Crude oil edges lower after disappointing U.S. data, Syria in focus

Investing.com

Published Aug 26, 2013 10:01AM ET

Investing.com - Crude oil futures edged lower in rangebound trade on Monday, after data showed that U.S. durable goods orders plunged significantly more-than-expected in July, fuelling concerns over the strength of the economic recovery.

Losses were limited as traders focused on the deepening civil war in Syria and the prospect of oil-supply disruptions.

On the New York Mercantile Exchange, light sweet crude futures for delivery in October traded at USD106.12 a barrel during U.S. morning trade, down 0.3%. The October contract settled up 1.3% at USD106.42 a barrel on Friday.

Nymex oil futures traded in a range between USD105.92 a barrel, the session low and a daily high of USD107.31 a barrel.

Oil futures were likely to find support at USD103.56 a barrel, the low from August 22 and resistance at USD107.53 a barrel, the high from August 19.

The Commerce Department said durable goods orders dropped 7.3% in July, worse than expectations for a 4% decline. It was the largest decline since August 2012.

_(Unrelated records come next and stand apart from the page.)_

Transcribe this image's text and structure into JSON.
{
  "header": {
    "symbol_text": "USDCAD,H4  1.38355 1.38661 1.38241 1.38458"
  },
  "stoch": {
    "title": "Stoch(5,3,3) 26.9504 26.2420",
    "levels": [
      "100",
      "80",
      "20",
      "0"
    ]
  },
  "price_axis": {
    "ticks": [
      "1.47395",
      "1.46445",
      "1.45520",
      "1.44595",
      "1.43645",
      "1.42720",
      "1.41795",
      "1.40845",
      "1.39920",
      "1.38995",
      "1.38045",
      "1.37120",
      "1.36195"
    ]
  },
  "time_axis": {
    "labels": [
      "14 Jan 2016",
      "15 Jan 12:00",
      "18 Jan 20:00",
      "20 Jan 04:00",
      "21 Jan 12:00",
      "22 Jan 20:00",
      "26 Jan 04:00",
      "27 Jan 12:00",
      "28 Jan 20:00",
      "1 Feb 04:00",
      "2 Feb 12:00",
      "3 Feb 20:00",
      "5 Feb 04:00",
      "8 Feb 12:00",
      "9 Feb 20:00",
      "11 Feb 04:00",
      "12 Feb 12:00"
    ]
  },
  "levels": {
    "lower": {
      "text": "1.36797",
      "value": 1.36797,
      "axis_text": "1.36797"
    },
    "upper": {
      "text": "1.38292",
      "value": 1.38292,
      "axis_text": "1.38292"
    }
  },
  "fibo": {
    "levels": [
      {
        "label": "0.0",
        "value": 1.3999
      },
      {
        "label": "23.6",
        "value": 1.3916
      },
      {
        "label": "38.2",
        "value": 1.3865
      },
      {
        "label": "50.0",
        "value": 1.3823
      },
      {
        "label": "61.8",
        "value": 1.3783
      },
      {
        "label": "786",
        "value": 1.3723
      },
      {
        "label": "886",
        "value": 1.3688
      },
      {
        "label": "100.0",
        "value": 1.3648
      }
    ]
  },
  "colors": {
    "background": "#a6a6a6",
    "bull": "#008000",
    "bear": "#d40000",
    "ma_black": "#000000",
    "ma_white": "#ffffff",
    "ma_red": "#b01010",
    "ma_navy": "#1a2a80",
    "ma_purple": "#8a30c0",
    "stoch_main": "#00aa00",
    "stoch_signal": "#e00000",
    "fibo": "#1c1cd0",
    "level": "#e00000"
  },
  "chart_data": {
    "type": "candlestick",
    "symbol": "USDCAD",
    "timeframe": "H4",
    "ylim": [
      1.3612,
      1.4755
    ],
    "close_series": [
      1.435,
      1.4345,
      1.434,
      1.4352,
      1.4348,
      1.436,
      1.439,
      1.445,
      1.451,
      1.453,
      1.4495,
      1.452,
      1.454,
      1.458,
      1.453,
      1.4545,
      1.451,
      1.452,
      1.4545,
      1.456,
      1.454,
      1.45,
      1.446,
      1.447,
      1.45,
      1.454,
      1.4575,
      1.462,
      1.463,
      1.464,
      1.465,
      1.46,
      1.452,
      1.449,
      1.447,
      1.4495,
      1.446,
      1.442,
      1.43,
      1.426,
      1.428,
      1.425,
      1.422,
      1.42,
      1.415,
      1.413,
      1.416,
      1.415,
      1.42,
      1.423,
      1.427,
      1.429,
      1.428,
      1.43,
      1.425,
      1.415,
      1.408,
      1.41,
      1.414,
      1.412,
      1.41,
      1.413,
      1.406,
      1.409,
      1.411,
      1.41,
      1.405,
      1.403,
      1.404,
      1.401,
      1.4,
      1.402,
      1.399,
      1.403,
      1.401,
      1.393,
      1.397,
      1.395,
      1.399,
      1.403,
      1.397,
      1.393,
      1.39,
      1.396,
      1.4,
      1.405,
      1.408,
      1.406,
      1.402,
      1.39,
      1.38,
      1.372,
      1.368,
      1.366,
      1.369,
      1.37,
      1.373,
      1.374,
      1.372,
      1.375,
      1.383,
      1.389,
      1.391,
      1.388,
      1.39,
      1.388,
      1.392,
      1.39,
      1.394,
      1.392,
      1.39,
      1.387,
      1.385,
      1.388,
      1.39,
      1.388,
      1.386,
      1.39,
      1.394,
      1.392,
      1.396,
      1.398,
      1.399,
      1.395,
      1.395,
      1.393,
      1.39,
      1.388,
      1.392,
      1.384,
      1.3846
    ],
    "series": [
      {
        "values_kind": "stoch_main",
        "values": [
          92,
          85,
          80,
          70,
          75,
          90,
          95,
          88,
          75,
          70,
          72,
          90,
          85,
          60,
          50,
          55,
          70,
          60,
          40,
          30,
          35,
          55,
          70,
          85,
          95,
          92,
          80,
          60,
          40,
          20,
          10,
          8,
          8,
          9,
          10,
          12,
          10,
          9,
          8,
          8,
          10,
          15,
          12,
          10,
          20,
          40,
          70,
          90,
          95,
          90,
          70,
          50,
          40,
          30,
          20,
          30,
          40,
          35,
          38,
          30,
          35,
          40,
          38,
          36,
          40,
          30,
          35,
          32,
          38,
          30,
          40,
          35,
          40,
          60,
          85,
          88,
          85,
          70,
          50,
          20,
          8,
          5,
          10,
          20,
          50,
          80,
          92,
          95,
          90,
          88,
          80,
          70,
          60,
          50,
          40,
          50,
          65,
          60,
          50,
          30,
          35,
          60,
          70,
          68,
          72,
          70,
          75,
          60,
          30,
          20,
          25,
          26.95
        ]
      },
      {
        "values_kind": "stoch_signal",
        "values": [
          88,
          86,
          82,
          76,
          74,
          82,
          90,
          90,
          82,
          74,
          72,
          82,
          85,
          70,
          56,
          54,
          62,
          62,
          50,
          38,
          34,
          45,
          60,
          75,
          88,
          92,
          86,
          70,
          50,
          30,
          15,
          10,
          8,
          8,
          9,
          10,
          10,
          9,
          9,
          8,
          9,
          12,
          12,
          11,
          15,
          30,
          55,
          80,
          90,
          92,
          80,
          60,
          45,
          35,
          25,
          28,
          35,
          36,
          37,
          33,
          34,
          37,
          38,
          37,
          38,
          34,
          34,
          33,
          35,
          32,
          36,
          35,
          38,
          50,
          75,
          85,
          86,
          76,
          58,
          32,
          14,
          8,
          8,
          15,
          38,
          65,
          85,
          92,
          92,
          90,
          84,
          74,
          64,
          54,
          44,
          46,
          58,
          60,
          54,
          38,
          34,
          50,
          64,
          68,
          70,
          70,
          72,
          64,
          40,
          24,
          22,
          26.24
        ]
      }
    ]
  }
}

Core durable goods orders, excluding volatile transportation items, fell 0.6% last month, defying expectations for a 0.5% increase.

Orders for core capital goods, a key barometer of private-sector business investment, fell 3.3% in July, confounding expectations for a 0.5% gain.

Shipments of core capital goods, a category used to calculate quarterly economic growth, declined 1.5% last month, compared to expectations for a 0.3% increase.

The data came after a report on Friday showed that U.S. new home sales fell by a larger-than-forecast 13.4% in July, the largest decline in more than three years.

The weak data sparked concerns over the strength of the U.S. economy and fuelled speculation over whether the Fed will start to scale back its USD85 billion-a-month asset purchase program in September.

The Fed’s stimulus program is viewed by many investors as a key driver in boosting the price of commodities as it tends to depress the value of the dollar.

Meanwhile, growing speculation that the U.S. and other Western nations will strike in Syria continued to prop up oil prices in wake of allegations Bashar al-Assad’s government forces used chemical weaponry against civilians.

While Syria is not a major oil producer, investors fear that the two-year-old civil war could spill over to affect oil supplies in nearby countries.

Market players are also concerned about the involvement of Iran, OPEC’s sixth-biggest oil producer.

Elsewhere, on the ICE Futures Exchange, Brent oil futures for October delivery dipped 0.25% to trade at USD110.76 a barrel, with the spread between the Brent and crude contracts standing at USD4.64 a barrel.

Brent prices hit USD111.61 a barrel earlier in the session, the highest level since April 2.

London-traded Brent prices have been well-supported in recent sessions amid fears over a disruption to supplies from the Middle East and North Africa.

Countries in the Middle East and North Africa were responsible for 36% of global oil production and held 52% of proved reserves in 2012.